Jesus warned us about bad fruit.  Stop for a moment and see what habitual fruit do they have?

A mistake is a sincere accident it doesn’t get justified and you purpose not to do it again.  But habitual actions and words aren’t a mistake it’s bad character flaws. That is bad fruit.

People say we are not supposed to judge.  But looking for true good fruit is essential to a healthy life.  It’s not judging it’s inspecting for quality fruit.

Businesses have quality control inspectors.  The control isn’t like a controlling person it is inspecting to make sure there is quality because bad quality causes the company failure.
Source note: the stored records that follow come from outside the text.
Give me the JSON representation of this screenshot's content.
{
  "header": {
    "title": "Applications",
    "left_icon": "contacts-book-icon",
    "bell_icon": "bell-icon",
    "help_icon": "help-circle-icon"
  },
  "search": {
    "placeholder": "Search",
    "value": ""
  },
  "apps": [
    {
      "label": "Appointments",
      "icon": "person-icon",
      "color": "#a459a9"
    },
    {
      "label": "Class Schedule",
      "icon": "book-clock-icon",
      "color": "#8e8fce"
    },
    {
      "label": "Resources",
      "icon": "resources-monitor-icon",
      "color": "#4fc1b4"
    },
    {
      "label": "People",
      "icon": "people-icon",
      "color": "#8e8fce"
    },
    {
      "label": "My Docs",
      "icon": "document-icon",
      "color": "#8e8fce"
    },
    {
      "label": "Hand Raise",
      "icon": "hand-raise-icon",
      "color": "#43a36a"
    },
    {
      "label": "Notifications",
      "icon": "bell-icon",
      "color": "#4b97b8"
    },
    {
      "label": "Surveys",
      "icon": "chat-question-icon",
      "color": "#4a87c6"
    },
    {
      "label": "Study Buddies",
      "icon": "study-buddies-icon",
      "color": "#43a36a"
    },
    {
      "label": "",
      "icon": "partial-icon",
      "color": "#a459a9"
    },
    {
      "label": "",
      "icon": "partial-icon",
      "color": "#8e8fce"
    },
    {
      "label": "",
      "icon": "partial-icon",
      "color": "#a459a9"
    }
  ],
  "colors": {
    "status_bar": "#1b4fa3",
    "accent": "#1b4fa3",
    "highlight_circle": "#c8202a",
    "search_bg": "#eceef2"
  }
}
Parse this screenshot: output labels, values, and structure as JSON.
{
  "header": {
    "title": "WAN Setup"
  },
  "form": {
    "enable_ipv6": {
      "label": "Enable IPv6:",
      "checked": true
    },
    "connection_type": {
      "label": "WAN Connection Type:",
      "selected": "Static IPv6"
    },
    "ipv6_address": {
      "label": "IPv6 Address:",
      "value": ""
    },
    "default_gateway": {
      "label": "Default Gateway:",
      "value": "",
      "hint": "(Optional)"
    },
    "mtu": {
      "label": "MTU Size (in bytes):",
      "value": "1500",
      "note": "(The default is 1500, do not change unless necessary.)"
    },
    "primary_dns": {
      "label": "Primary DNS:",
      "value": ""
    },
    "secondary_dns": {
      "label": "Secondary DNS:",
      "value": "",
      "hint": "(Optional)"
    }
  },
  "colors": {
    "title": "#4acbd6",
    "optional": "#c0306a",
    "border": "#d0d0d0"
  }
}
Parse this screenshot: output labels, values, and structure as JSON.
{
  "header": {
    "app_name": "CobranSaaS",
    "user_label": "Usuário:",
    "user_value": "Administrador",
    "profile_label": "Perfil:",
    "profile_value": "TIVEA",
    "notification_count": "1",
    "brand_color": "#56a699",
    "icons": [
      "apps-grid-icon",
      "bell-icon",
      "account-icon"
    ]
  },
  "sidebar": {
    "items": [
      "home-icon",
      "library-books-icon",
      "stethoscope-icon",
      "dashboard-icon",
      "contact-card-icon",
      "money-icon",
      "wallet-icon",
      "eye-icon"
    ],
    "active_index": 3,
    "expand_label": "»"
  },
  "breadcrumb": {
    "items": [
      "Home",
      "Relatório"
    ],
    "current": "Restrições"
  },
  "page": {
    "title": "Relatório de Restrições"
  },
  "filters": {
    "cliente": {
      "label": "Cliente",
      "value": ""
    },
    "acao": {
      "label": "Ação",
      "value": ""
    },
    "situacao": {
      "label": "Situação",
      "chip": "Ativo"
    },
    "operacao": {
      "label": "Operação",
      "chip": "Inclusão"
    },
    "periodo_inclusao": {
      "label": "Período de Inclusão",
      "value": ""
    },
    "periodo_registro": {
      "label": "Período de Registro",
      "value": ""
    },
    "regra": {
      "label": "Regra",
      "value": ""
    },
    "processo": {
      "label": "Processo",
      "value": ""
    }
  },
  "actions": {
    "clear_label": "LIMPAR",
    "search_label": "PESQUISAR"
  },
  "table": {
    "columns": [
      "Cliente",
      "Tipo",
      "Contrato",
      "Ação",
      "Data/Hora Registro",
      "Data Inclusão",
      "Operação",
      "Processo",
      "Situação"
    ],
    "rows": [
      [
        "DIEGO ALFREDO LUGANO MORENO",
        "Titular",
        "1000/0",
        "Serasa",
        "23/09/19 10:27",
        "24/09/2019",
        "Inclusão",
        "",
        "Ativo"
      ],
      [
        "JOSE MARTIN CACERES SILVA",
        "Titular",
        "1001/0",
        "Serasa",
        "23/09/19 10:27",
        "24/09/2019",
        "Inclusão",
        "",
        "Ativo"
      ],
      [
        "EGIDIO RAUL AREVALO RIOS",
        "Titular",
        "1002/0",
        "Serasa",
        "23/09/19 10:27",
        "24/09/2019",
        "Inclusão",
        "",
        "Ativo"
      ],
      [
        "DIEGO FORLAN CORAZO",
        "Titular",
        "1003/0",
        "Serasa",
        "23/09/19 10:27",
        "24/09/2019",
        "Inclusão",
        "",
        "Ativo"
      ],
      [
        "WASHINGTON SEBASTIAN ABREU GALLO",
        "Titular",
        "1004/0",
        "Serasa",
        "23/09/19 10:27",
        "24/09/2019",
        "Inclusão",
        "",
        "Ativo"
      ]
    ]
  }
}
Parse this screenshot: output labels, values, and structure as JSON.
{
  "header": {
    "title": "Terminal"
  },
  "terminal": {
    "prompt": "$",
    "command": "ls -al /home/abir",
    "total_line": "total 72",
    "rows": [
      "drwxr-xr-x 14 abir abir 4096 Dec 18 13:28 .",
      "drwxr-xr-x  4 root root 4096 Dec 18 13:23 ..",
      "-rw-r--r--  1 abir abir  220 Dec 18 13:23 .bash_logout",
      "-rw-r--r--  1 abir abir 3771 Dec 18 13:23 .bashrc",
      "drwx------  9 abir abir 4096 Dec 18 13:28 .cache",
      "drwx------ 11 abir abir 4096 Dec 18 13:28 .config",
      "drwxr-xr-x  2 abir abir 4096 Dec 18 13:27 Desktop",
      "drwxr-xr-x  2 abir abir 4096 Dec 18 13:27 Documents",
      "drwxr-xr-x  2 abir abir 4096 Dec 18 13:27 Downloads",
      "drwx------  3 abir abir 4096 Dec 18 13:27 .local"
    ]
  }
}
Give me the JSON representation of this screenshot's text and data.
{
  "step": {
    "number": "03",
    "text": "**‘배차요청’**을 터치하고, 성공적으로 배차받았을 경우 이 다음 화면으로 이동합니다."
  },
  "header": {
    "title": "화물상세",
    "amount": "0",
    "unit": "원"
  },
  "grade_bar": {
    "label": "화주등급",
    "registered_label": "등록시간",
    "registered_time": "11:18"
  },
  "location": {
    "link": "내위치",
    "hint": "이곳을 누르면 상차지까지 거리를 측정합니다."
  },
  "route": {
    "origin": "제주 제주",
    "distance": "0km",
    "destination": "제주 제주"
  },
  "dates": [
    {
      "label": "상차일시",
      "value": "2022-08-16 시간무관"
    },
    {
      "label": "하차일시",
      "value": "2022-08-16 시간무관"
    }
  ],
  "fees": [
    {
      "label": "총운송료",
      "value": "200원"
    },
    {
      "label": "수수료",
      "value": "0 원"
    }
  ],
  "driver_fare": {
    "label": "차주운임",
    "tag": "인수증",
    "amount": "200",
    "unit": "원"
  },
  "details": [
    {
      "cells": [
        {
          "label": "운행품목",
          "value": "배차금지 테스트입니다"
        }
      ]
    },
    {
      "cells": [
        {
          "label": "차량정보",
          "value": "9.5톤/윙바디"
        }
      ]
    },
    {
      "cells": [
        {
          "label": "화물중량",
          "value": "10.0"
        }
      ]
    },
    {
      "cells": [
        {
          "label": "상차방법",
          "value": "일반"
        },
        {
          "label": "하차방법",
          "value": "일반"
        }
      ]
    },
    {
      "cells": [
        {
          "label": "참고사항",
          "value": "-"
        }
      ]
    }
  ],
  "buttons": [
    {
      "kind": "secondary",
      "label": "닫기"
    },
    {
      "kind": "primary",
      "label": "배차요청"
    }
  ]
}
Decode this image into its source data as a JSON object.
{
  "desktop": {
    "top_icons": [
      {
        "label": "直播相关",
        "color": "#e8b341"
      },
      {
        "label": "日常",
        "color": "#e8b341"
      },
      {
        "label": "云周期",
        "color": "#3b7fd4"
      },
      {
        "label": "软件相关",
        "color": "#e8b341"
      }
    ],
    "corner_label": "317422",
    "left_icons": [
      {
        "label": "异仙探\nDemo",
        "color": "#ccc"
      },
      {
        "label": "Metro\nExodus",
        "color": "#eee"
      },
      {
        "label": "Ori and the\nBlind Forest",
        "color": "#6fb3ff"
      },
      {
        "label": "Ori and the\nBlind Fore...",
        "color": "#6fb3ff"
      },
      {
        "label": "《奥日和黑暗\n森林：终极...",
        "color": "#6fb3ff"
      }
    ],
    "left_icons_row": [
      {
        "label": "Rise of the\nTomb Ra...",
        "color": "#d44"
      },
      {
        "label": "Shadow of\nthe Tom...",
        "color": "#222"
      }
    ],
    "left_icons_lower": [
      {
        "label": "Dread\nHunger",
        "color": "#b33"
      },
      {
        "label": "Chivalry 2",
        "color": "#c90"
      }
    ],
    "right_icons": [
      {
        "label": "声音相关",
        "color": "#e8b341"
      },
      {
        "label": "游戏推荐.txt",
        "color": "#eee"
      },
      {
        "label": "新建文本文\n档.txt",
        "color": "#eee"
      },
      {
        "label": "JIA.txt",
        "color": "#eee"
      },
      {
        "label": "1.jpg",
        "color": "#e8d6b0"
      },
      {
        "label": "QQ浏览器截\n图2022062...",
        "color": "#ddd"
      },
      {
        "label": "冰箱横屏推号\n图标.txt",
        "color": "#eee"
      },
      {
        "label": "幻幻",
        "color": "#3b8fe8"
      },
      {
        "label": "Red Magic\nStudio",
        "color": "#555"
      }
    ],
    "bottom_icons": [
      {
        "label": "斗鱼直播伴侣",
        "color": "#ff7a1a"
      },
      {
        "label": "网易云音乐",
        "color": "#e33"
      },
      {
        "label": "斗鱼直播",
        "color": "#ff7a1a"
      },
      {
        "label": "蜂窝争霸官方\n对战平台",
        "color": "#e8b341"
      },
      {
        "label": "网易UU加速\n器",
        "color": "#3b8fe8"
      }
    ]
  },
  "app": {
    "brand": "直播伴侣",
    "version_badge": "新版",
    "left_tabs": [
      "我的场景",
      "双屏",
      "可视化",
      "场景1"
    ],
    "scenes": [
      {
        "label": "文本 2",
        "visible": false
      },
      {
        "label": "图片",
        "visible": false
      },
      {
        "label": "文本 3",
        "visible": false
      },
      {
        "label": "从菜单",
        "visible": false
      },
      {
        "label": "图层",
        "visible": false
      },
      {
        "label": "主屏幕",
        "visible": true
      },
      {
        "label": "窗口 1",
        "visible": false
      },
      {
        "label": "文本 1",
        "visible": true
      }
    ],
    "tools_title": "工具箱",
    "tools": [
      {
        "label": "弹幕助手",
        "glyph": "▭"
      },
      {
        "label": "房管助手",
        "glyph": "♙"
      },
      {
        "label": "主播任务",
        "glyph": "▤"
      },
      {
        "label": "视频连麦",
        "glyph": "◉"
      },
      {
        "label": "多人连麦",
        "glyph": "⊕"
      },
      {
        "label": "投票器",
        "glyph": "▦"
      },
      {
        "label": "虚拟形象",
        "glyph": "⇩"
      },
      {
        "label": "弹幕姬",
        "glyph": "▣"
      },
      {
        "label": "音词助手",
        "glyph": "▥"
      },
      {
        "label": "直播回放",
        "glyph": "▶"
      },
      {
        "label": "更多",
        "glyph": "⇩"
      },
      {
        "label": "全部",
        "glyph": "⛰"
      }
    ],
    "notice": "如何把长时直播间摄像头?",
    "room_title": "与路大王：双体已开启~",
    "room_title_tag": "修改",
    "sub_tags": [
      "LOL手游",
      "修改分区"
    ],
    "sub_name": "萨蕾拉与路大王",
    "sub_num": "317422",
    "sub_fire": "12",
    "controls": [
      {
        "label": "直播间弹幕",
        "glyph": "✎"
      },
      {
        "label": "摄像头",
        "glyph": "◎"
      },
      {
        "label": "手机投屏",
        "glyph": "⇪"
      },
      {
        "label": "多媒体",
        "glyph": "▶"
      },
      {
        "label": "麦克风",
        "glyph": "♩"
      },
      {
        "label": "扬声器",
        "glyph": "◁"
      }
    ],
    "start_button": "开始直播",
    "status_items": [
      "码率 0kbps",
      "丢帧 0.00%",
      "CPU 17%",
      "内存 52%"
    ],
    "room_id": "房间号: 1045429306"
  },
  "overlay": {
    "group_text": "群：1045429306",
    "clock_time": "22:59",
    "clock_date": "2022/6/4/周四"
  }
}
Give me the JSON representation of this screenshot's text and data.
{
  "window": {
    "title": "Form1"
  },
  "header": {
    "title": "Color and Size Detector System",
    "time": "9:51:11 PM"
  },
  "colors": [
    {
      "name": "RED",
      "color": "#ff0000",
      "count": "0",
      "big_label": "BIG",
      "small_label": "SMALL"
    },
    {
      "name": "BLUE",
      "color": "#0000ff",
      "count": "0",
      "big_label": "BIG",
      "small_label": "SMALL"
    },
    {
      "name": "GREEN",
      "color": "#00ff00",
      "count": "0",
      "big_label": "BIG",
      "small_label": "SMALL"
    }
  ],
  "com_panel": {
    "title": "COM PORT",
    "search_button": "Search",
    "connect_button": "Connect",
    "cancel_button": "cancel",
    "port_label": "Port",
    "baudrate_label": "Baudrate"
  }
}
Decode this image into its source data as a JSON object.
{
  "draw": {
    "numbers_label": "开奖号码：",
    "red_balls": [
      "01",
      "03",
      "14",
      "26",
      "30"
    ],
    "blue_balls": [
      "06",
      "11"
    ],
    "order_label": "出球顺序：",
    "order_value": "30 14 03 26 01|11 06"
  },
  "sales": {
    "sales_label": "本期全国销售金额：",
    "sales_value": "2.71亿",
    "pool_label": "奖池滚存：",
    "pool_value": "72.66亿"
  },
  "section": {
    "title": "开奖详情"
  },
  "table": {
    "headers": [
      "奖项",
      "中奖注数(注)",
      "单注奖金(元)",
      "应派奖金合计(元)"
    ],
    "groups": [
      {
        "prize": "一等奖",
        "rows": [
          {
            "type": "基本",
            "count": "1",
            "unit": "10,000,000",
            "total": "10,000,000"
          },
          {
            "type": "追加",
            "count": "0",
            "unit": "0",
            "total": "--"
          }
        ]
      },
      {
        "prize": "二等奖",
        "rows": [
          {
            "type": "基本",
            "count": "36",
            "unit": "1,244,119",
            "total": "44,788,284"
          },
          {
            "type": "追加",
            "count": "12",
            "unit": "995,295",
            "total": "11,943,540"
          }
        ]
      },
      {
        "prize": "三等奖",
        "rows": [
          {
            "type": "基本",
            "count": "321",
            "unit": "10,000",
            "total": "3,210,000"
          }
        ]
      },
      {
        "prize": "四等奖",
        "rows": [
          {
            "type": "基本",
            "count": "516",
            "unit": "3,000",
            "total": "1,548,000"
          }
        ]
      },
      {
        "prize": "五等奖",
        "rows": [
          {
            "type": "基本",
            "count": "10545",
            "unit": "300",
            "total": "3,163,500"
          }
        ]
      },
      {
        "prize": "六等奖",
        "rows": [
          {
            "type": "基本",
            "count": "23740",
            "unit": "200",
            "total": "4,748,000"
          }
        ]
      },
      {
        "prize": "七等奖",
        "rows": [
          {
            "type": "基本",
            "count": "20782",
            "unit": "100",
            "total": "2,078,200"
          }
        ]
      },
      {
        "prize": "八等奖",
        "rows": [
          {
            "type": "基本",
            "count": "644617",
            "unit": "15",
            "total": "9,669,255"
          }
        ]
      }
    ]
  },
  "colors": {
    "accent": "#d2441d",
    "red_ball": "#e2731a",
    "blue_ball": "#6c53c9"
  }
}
Unfortunately, with people their bad, negative, and harmful character is what they really are.  Inspect and look at it with eyes open to truth.

Truth can withstand inspection.  Good fruit can be looked at without hesitation but bad fruit hates to be uncovered and that’s a red flag.

Red flags are warnings listen to those warnings. 

Ask God for help to make a step-in wholeness.  We believe in the best for people but being naive will only stop you from seeing truth when dealing with bad fruit people.  Unhealthy people with bad fruit take advantage of naive people. 

We need to be fruit inspectors so that we stay on the road of wholeness.